Indien Ik door de Geest Gods de boze geesten uitdrijf, dan is het Koninkrijk Gods over u gekomen. Of hoe kan iemand het huis van de sterke binnengaan en zijn huisraad roven, als hij niet eerst die sterke heeft gebonden? Pas daarna kan hij zijn huis plunderen (Mattheus 12:28-29), zegt Jezus. Door de macht en dus door de tegenwoordigheid van Gods Koninkrijk heerst Jezus over de demonen: Hij heeft de sterke (de Satan) gebonden (pag. 70-71). Bij de verzoeking in de woestijn is het messiasschap van Jezus en daarmee het Koninkrijk van God in het geding; Jezus overwint de Satan door Zijn gehoorzaamheid (pag. 70). Bezetenen noemen Jezus de Heilige Gods en de Zoon van God, en erkennen daarmee in Hem de tegenwoordige realiteit van Gods Koninkrijk. Na de terugkeer van de 70 of 72 zegt Jezus: Ik zag de Satan als een bliksem uit de hemel vallen (Lucas 10:18).
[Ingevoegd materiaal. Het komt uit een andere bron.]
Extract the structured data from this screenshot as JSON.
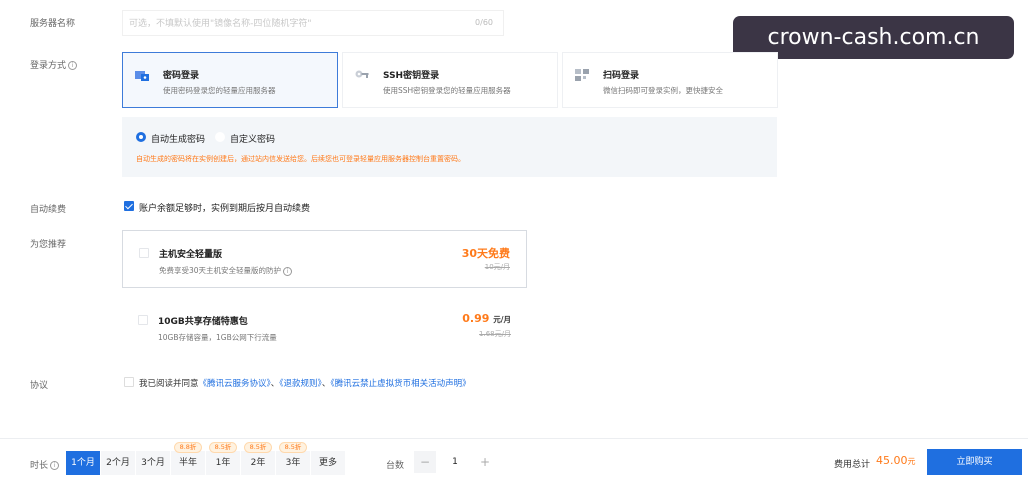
{
  "form": {
    "server_name_label": "服务器名称",
    "server_name_placeholder": "可选，不填默认使用\"镜像名称-四位随机字符\"",
    "server_name_count": "0/60",
    "login_label": "登录方式",
    "login_options": [
      {
        "title": "密码登录",
        "desc": "使用密码登录您的轻量应用服务器"
      },
      {
        "title": "SSH密钥登录",
        "desc": "使用SSH密钥登录您的轻量应用服务器"
      },
      {
        "title": "扫码登录",
        "desc": "微信扫码即可登录实例，更快捷安全"
      }
    ],
    "password_modes": [
      "自动生成密码",
      "自定义密码"
    ],
    "password_notice": "自动生成的密码将在实例创建后，通过站内信发送给您。后续您也可登录轻量应用服务器控制台重置密码。",
    "auto_renew_label": "自动续费",
    "auto_renew_text": "账户余额足够时，实例到期后按月自动续费",
    "recommend_label": "为您推荐",
    "recommend": [
      {
        "title": "主机安全轻量版",
        "desc": "免费享受30天主机安全轻量版的防护",
        "price": "30天免费",
        "orig": "10元/月"
      },
      {
        "title": "10GB共享存储特惠包",
        "desc": "10GB存储容量，1GB公网下行流量",
        "price": "0.99",
        "unit": "元/月",
        "orig": "1.68元/月"
      }
    ],
    "agreement_label": "协议",
    "agreement_prefix": "我已阅读并同意",
    "agreement_links": [
      "《腾讯云服务协议》",
      "《退款规则》",
      "《腾讯云禁止虚拟货币相关活动声明》"
    ],
    "agreement_sep": "、"
  },
  "watermark": "crown-cash.com.cn",
  "bottom": {
    "duration_label": "时长",
    "durations": [
      "1个月",
      "2个月",
      "3个月",
      "半年",
      "1年",
      "2年",
      "3年",
      "更多"
    ],
    "discounts": [
      "8.8折",
      "8.5折",
      "8.5折",
      "8.5折"
    ],
    "qty_label": "台数",
    "qty_minus": "−",
    "qty_value": "1",
    "qty_plus": "+",
    "total_label": "费用总计",
    "total_value": "45.00",
    "total_unit": "元",
    "buy_label": "立即购买"
  },
  "colors": {
    "accent": "#1f6fe0",
    "price": "#ff7a1a",
    "watermark_bg": "#3b3545"
  },
  "icons": [
    "info-icon",
    "password-icon",
    "key-icon",
    "qrcode-icon",
    "check-icon"
  ]
}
Zelf denk ik bij die uitspraak vooral aan een visionaire ervaring van Jezus, Ridderbos legt de nadruk op het meeleven van Jezus met zijn discipelen tijdens hun uitzending. In elk geval is het grote ogenblik van de afbraak van Satans heerschappij en daarmee van de komst van het koninkrijk nu gekomen. De verlossing is niet meer alleen toekomstig, maar is een heden geworden (pag. 71-72).

§ 10. Jezus' wondermacht

De Evangeliën noemen Jezus' prediking van het koninkrijk en zijn wonderen telkens weer in één adem. Jezus' wonderen (vaak aangeduid als krachten, pag. 77) maken de komst van de grote heilstijd zichtbaar en hoorbaar in zijn alomvattende en verlossende betekenis (pag. 73-74). Ook in Jezus' wonderen wordt Satans macht doorbroken, die zich ook uit in lijden, ziekte en dood (pag. 74-75). Opmerkelijk in dit verband is het woord bestraffen: Jezus bestraft de demonen, maar ook de storm, en de koorts van de schoonmoeder van Petrus. In Jezus' volstrekte zeggenschap in het rijk der natuur over alle verwoestende invloeden manifesteert zich de komst van het koninkrijk van God (pag. 75-76). De verlossing van het Koninkrijk van God bereikt haar hoogtepunt in de opwekking van doden (pag. 76). De gerichtskant van Gods Koninkrijk komt tot uitdrukking in de verdorring van de vijgeboom (Mattheus 21 en Marcus 11): teken van het oordeel dat over Israël zou komen vanwege zijn onvruchtbaarheid (pag. 76-77).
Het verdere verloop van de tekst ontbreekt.